US 11,720,911 B2
Methods and apparatus for electronically determining item pricing
Prakhar Mehrotra, Sunnyvale, CA (US); and Yixian Chen, Sunnyvale, CA (US)
Assigned to Walmart Apollo, LLC, Bentonville, AR (US)
Filed by Walmart Apollo, LLC, Bentonville, AR (US)
Filed on Jan. 22, 2020, as Appl. No. 16/749,246.
Prior Publication US 2021/0224835 A1, Jul. 22, 2021
Int. Cl. G06Q 10/00 (2023.01); G06Q 30/0201 (2023.01); G06Q 30/0601 (2023.01); G06Q 30/0207 (2023.01)

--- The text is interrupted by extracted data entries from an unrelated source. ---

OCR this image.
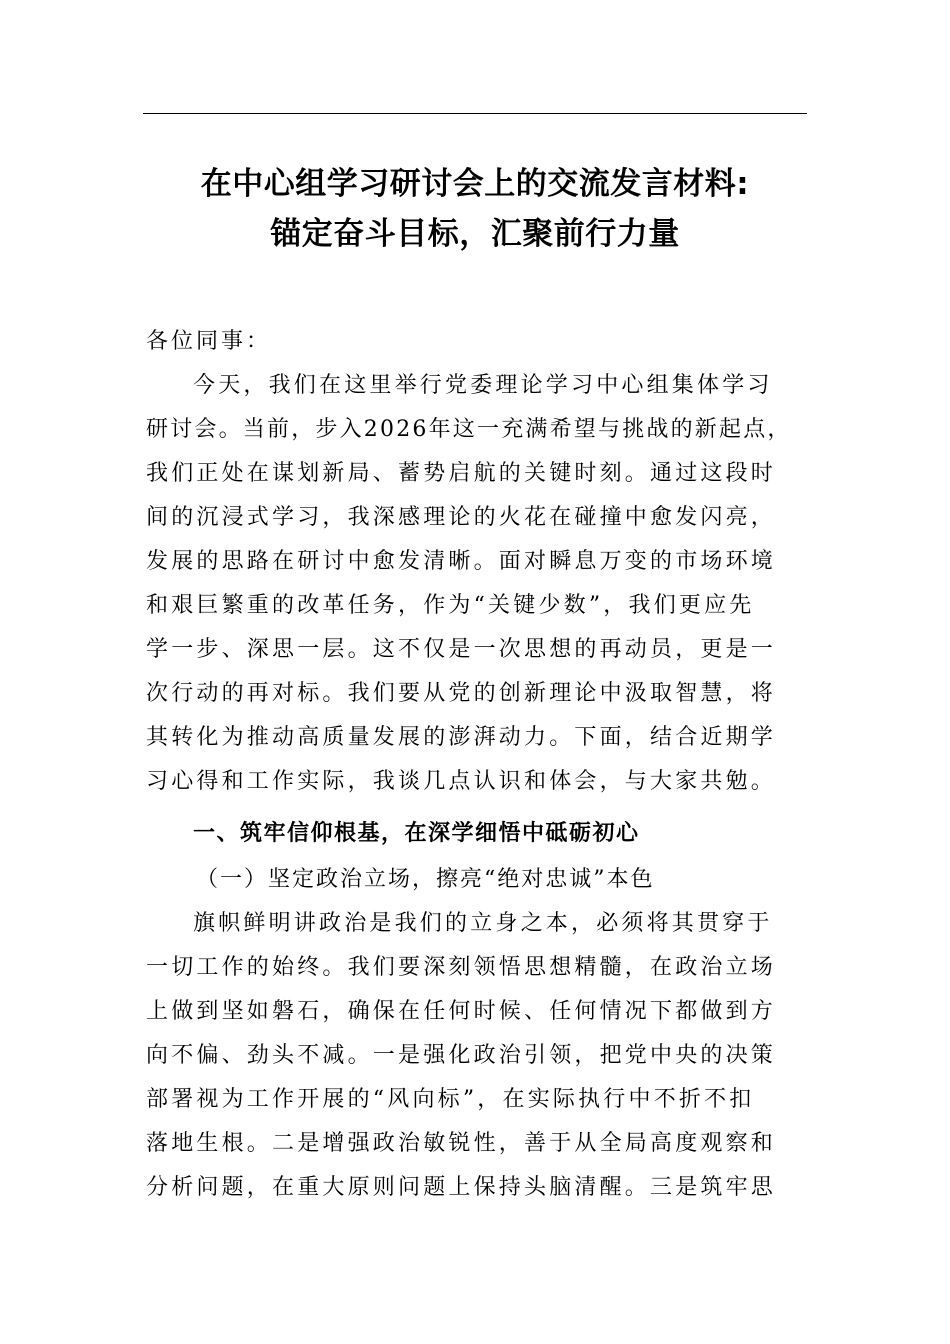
在中心组学习研讨会上的交流发言材料:
锚定奋斗目标，汇聚前行力量
各位同事：
今天，我们在这里举行党委理论学习中心组集体学习
研讨会。当前，步入2026年这一充满希望与挑战的新起点，
我们正处在谋划新局、蓄势启航的关键时刻。通过这段时
间的沉浸式学习，我深感理论的火花在碰撞中愈发闪亮，
发展的思路在研讨中愈发清晰。面对瞬息万变的市场环境
和艰巨繁重的改革任务，作为“关键少数”，我们更应先
学一步、深思一层。这不仅是一次思想的再动员，更是一
次行动的再对标。我们要从党的创新理论中汲取智慧，将
其转化为推动高质量发展的澎湃动力。下面，结合近期学
习心得和工作实际，我谈几点认识和体会，与大家共勉。
一、筑牢信仰根基，在深学细悟中砥砺初心
（一）坚定政治立场，擦亮“绝对忠诚”本色
旗帜鲜明讲政治是我们的立身之本，必须将其贯穿于
一切工作的始终。我们要深刻领悟思想精髓，在政治立场
上做到坚如磐石，确保在任何时候、任何情况下都做到方
向不偏、劲头不减。一是强化政治引领，把党中央的决策
部署视为工作开展的“风向标”，在实际执行中不折不扣
落地生根。二是增强政治敏锐性，善于从全局高度观察和
分析问题，在重大原则问题上保持头脑清醒。三是筑牢思
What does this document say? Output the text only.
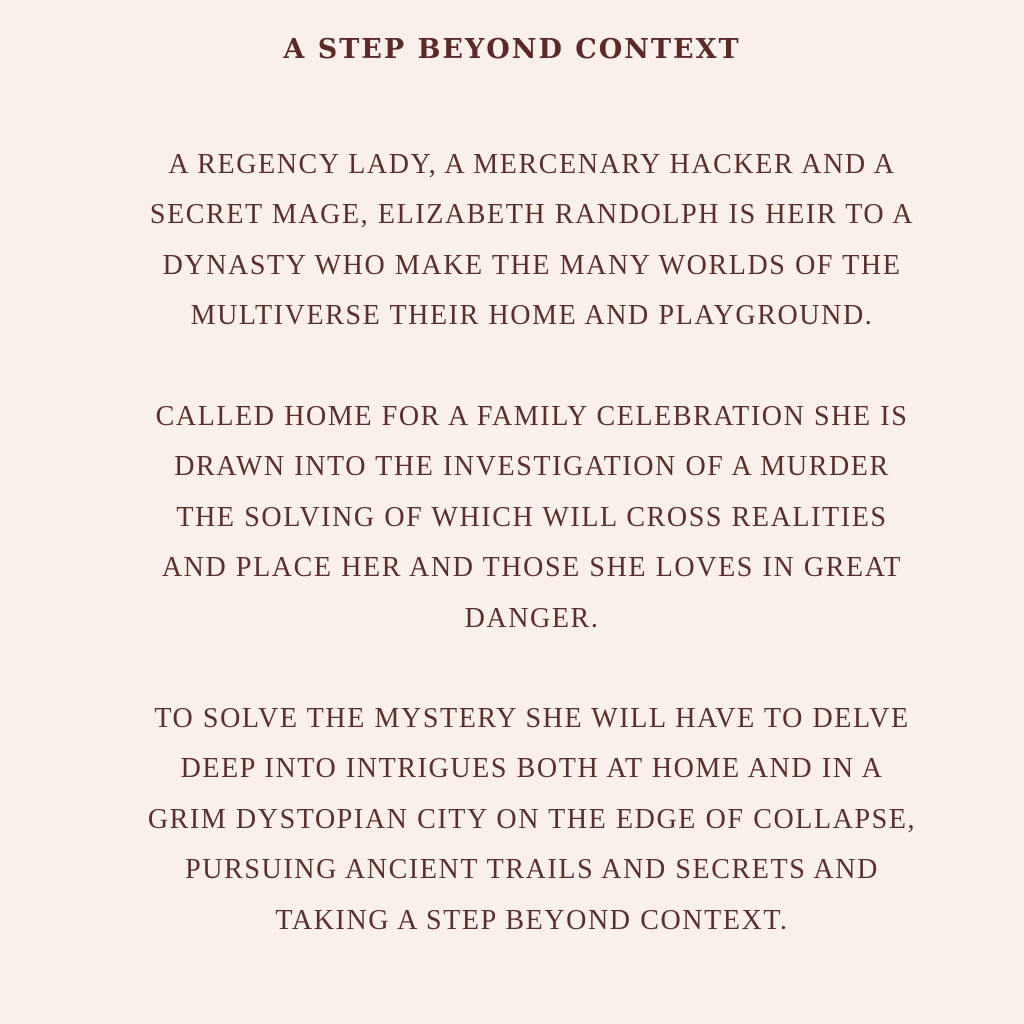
A STEP BEYOND CONTEXT
A REGENCY LADY, A MERCENARY HACKER AND A
SECRET MAGE, ELIZABETH RANDOLPH IS HEIR TO A
DYNASTY WHO MAKE THE MANY WORLDS OF THE
MULTIVERSE THEIR HOME AND PLAYGROUND.
CALLED HOME FOR A FAMILY CELEBRATION SHE IS
DRAWN INTO THE INVESTIGATION OF A MURDER
THE SOLVING OF WHICH WILL CROSS REALITIES
AND PLACE HER AND THOSE SHE LOVES IN GREAT
DANGER.
TO SOLVE THE MYSTERY SHE WILL HAVE TO DELVE
DEEP INTO INTRIGUES BOTH AT HOME AND IN A
GRIM DYSTOPIAN CITY ON THE EDGE OF COLLAPSE,
PURSUING ANCIENT TRAILS AND SECRETS AND
TAKING A STEP BEYOND CONTEXT.
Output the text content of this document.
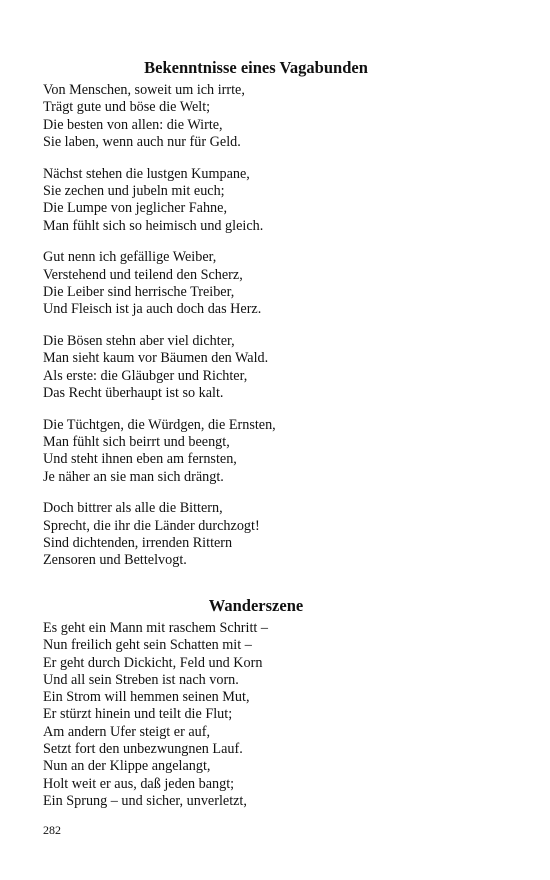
Bekenntnisse eines Vagabunden
Von Menschen, soweit um ich irrte,
Trägt gute und böse die Welt;
Die besten von allen: die Wirte,
Sie laben, wenn auch nur für Geld.
Nächst stehen die lustgen Kumpane,
Sie zechen und jubeln mit euch;
Die Lumpe von jeglicher Fahne,
Man fühlt sich so heimisch und gleich.
Gut nenn ich gefällige Weiber,
Verstehend und teilend den Scherz,
Die Leiber sind herrische Treiber,
Und Fleisch ist ja auch doch das Herz.
Die Bösen stehn aber viel dichter,
Man sieht kaum vor Bäumen den Wald.
Als erste: die Gläubger und Richter,
Das Recht überhaupt ist so kalt.
Die Tüchtgen, die Würdgen, die Ernsten,
Man fühlt sich beirrt und beengt,
Und steht ihnen eben am fernsten,
Je näher an sie man sich drängt.
Doch bittrer als alle die Bittern,
Sprecht, die ihr die Länder durchzogt!
Sind dichtenden, irrenden Rittern
Zensoren und Bettelvogt.
Wanderszene
Es geht ein Mann mit raschem Schritt –
Nun freilich geht sein Schatten mit –
Er geht durch Dickicht, Feld und Korn
Und all sein Streben ist nach vorn.
Ein Strom will hemmen seinen Mut,
Er stürzt hinein und teilt die Flut;
Am andern Ufer steigt er auf,
Setzt fort den unbezwungnen Lauf.
Nun an der Klippe angelangt,
Holt weit er aus, daß jeden bangt;
Ein Sprung – und sicher, unverletzt,
282
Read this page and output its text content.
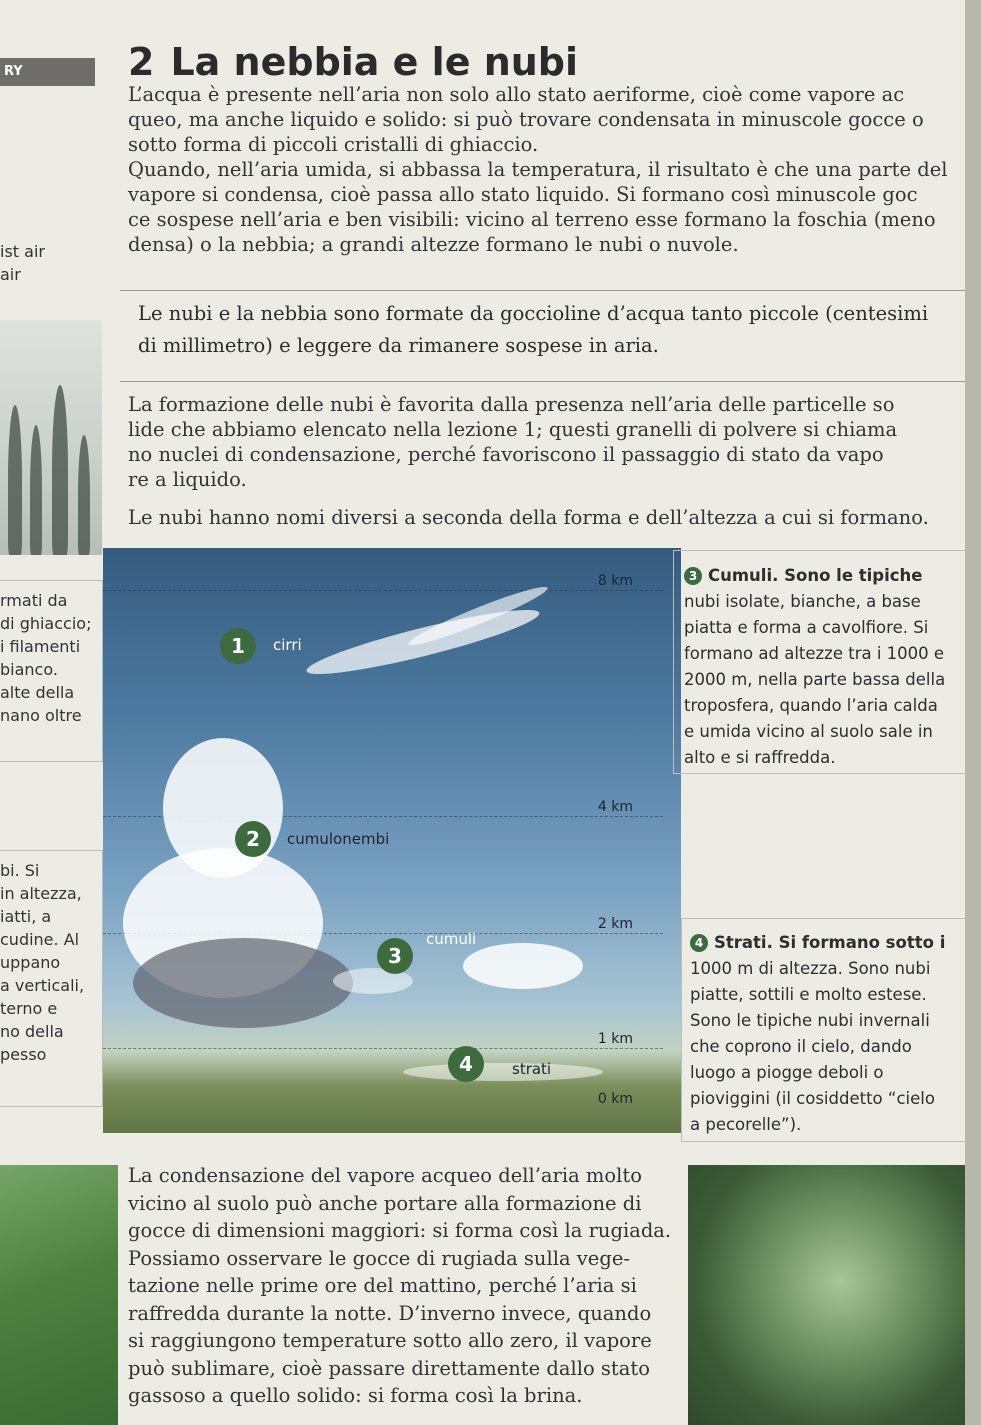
RY	2 La nebbia e le nubi
ist air
air

L’acqua è presente nell’aria non solo allo stato aeriforme, cioè come vapore ac

queo, ma anche liquido e solido: si può trovare condensata in minuscole gocce o

sotto forma di piccoli cristalli di ghiaccio.

Quando, nell’aria umida, si abbassa la temperatura, il risultato è che una parte del

vapore si condensa, cioè passa allo stato liquido. Si formano così minuscole goc

ce sospese nell’aria e ben visibili: vicino al terreno esse formano la foschia (meno

densa) o la nebbia; a grandi altezze formano le nubi o nuvole.

Le nubi e la nebbia sono formate da goccioline d’acqua tanto piccole (centesimi

di millimetro) e leggere da rimanere sospese in aria.

La formazione delle nubi è favorita dalla presenza nell’aria delle particelle so

lide che abbiamo elencato nella lezione 1; questi granelli di polvere si chiama

no nuclei di condensazione, perché favoriscono il passaggio di stato da vapo

re a liquido.

Le nubi hanno nomi diversi a seconda della forma e dell’altezza a cui si formano.

rmati da
di ghiaccio;
i filamenti
bianco.
alte della
nano oltre
bi. Si
in altezza,
iatti, a
cudine. Al
uppano
a verticali,
terno e
no della
pesso
8 km
4 km
2 km
1 km
0 km
1	cirri
2	cumulonembi
3
cumuli
4	strati
3 Cumuli. Sono le tipiche
nubi isolate, bianche, a base
piatta e forma a cavolfiore. Si
formano ad altezze tra i 1000 e
2000 m, nella parte bassa della
troposfera, quando l’aria calda
e umida vicino al suolo sale in
alto e si raffredda.
4 Strati. Si formano sotto i
1000 m di altezza. Sono nubi
piatte, sottili e molto estese.
Sono le tipiche nubi invernali
che coprono il cielo, dando
luogo a piogge deboli o
pioviggini (il cosiddetto “cielo
a pecorelle”).

La condensazione del vapore acqueo dell’aria molto

vicino al suolo può anche portare alla formazione di

gocce di dimensioni maggiori: si forma così la rugiada.

Possiamo osservare le gocce di rugiada sulla vege-

tazione nelle prime ore del mattino, perché l’aria si

raffredda durante la notte. D’inverno invece, quando

si raggiungono temperature sotto allo zero, il vapore

può sublimare, cioè passare direttamente dallo stato

gassoso a quello solido: si forma così la brina.
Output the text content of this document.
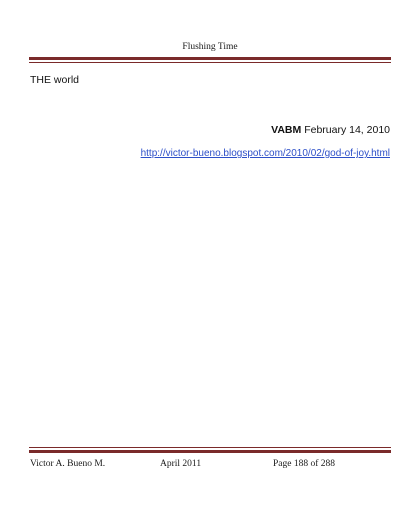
Flushing Time
THE world
VABM February 14, 2010
http://victor-bueno.blogspot.com/2010/02/god-of-joy.html
Victor A. Bueno M.	April 2011	Page 188 of 288
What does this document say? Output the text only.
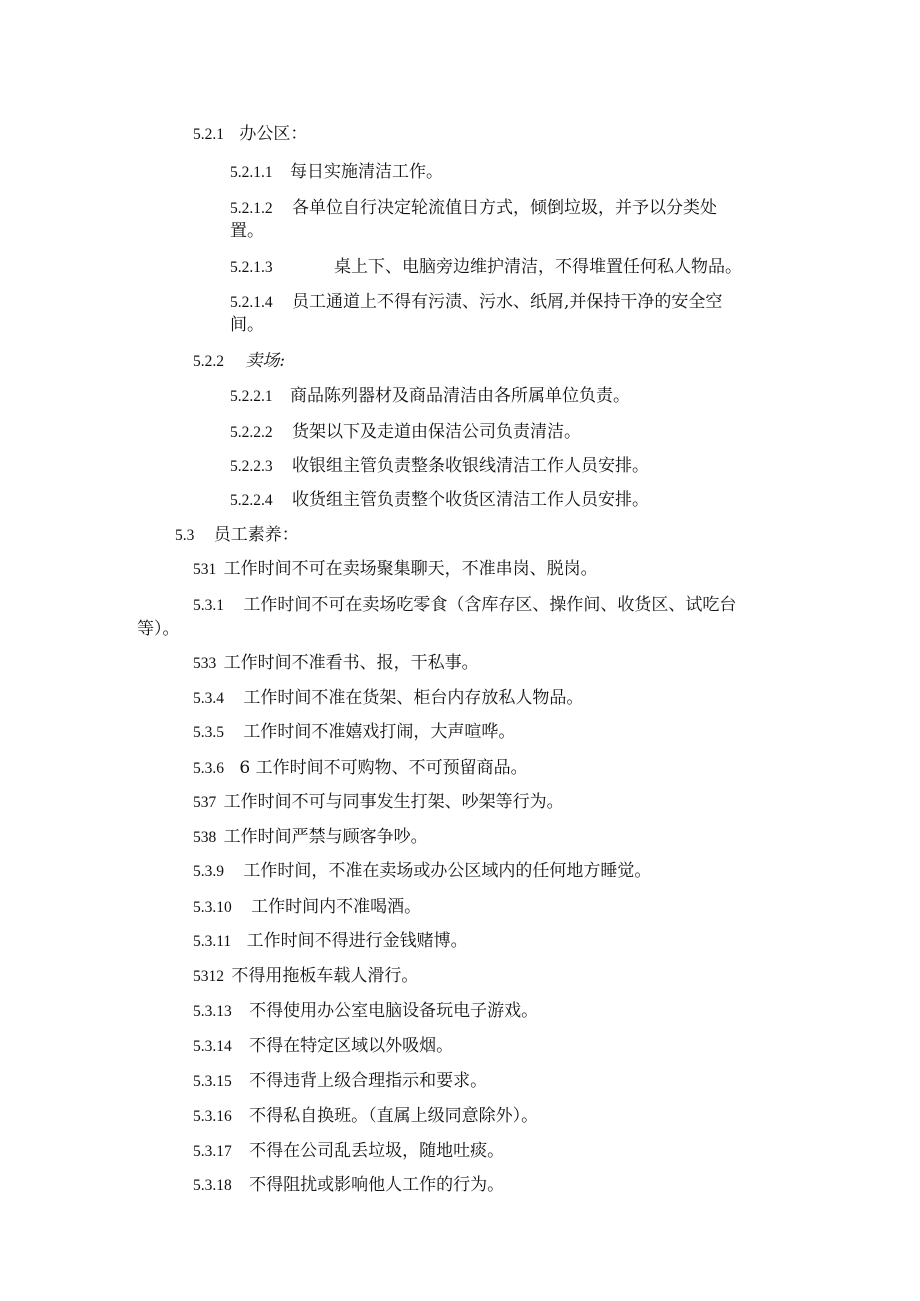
5.2.1 办公区：
5.2.1.1 每日实施清洁工作。
5.2.1.2 各单位自行决定轮流值日方式，倾倒垃圾，并予以分类处
置。
5.2.1.3	桌上下、电脑旁边维护清洁，不得堆置任何私人物品。
5.2.1.4 员工通道上不得有污渍、污水、纸屑,并保持干净的安全空
间。
5.2.2 卖场:
5.2.2.1 商品陈列器材及商品清洁由各所属单位负责。
5.2.2.2 货架以下及走道由保洁公司负责清洁。
5.2.2.3 收银组主管负责整条收银线清洁工作人员安排。
5.2.2.4 收货组主管负责整个收货区清洁工作人员安排。
5.3 员工素养：
531 工作时间不可在卖场聚集聊天，不准串岗、脱岗。
5.3.1 工作时间不可在卖场吃零食（含库存区、操作间、收货区、试吃台
等）。
533 工作时间不准看书、报，干私事。
5.3.4 工作时间不准在货架、柜台内存放私人物品。
5.3.5 工作时间不准嬉戏打闹，大声喧哗。
5.3.6 6 工作时间不可购物、不可预留商品。
537 工作时间不可与同事发生打架、吵架等行为。
538 工作时间严禁与顾客争吵。
5.3.9 工作时间，不准在卖场或办公区域内的任何地方睡觉。
5.3.10 工作时间内不准喝酒。
5.3.11 工作时间不得进行金钱赌博。
5312 不得用拖板车载人滑行。
5.3.13 不得使用办公室电脑设备玩电子游戏。
5.3.14 不得在特定区域以外吸烟。
5.3.15 不得违背上级合理指示和要求。
5.3.16 不得私自换班。（直属上级同意除外）。
5.3.17 不得在公司乱丢垃圾，随地吐痰。
5.3.18 不得阻扰或影响他人工作的行为。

CPC G06Q 30/0206 (2013.01) [G06Q 30/0201 (2013.01); G06Q 30/0223 (2013.01); G06Q 30/0641 (2013.01)] 14 Claims
OG exemplary drawing
 
1. A system comprising:
a computing device comprising:
a user interface;
a non-transitory computer readable medium storing instructions; and
at least one processor communicatively coupled to the user interface and the non-transitory computer readable medium, the at least one processor configured to execute the instructions to:
receive, from a first processor associated with a sales channel, a request for a price for an item at the sales channel for a period of time, wherein the sales channel is one of: a first store of a plurality of stores of a retailer, or a web site of an online marketplace for the retailer;
obtain experimental sales data for the item from a database, wherein the experimental sales data identifies: previous sales transactions for the item resulting from experimentally pricing the item at one or more levels;
obtain inventory data for the item from the database, wherein the inventory data identifies an amount of the item in inventory at the sales channel at each of the one or more levels, and a previous period of time of when each of the one or more levels was in effect;
determine a demand for the item at the sales channel for the period of time based on applying the experimental sales data and the inventory data as inputs to a first machine learning model to output the demand for the item, wherein the first machine learning model is trained with historical experimental transaction data identifying historical experimental sales of a first plurality of items;
determine a current inventory level of the item at the sales channel;
determine a price for the item at the sales channel and a confidence value corresponding to the price, based on applying all of: (a) the demand for the item output by the first machine learning model, (b) the current inventory level of the item at the sales channel, (c) the experimental sales data, (d) the period of time received in the request, and (e) an inventory level of the item during each of the previous sales transactions resulting from experimentally pricing the item at the one or more levels, as inputs to a second machine learning model to output the price for the item and the confidence value corresponding to the price,
wherein the second machine learning model includes a reinforcement learning model with a set of parameters including, for each product j and each time step t:
a state Sj representing a vector of feature values,
aj representing a price markdown percentage,
rj representing a reward value obtained based on revenue minus costs, and
Pj representing a transition probability that price markdown percentage aj in state Sj will lead to state Sj′,
wherein the second machine learning model is trained with historical transaction data identifying historical sales of a second plurality of items based on:
computing an expected reward value Q based on adjusted values of the set of parameters given a policy π representing a relationship between Sj and aj,
wherein the set of parameters are initialized based on a random process and the historical transaction data,
adjusting values of the set of parameters to increase the expected reward value Q for next iteration,
recursively iterating the above steps of computing and adjusting over all products and all time steps, to derive an optimal policy π* that maximizes the expected reward value Q;
determine whether the confidence value is beyond a predetermined threshold;
transmit the price for the item to the first processor when the confidence value is beyond the predetermined threshold; and
transmit, when the confidence value is not beyond the predetermined threshold, the price for the item to a plurality of processors located at a plurality of test stores respectively, wherein the plurality of test stores is a subset of the plurality of stores of the retailer.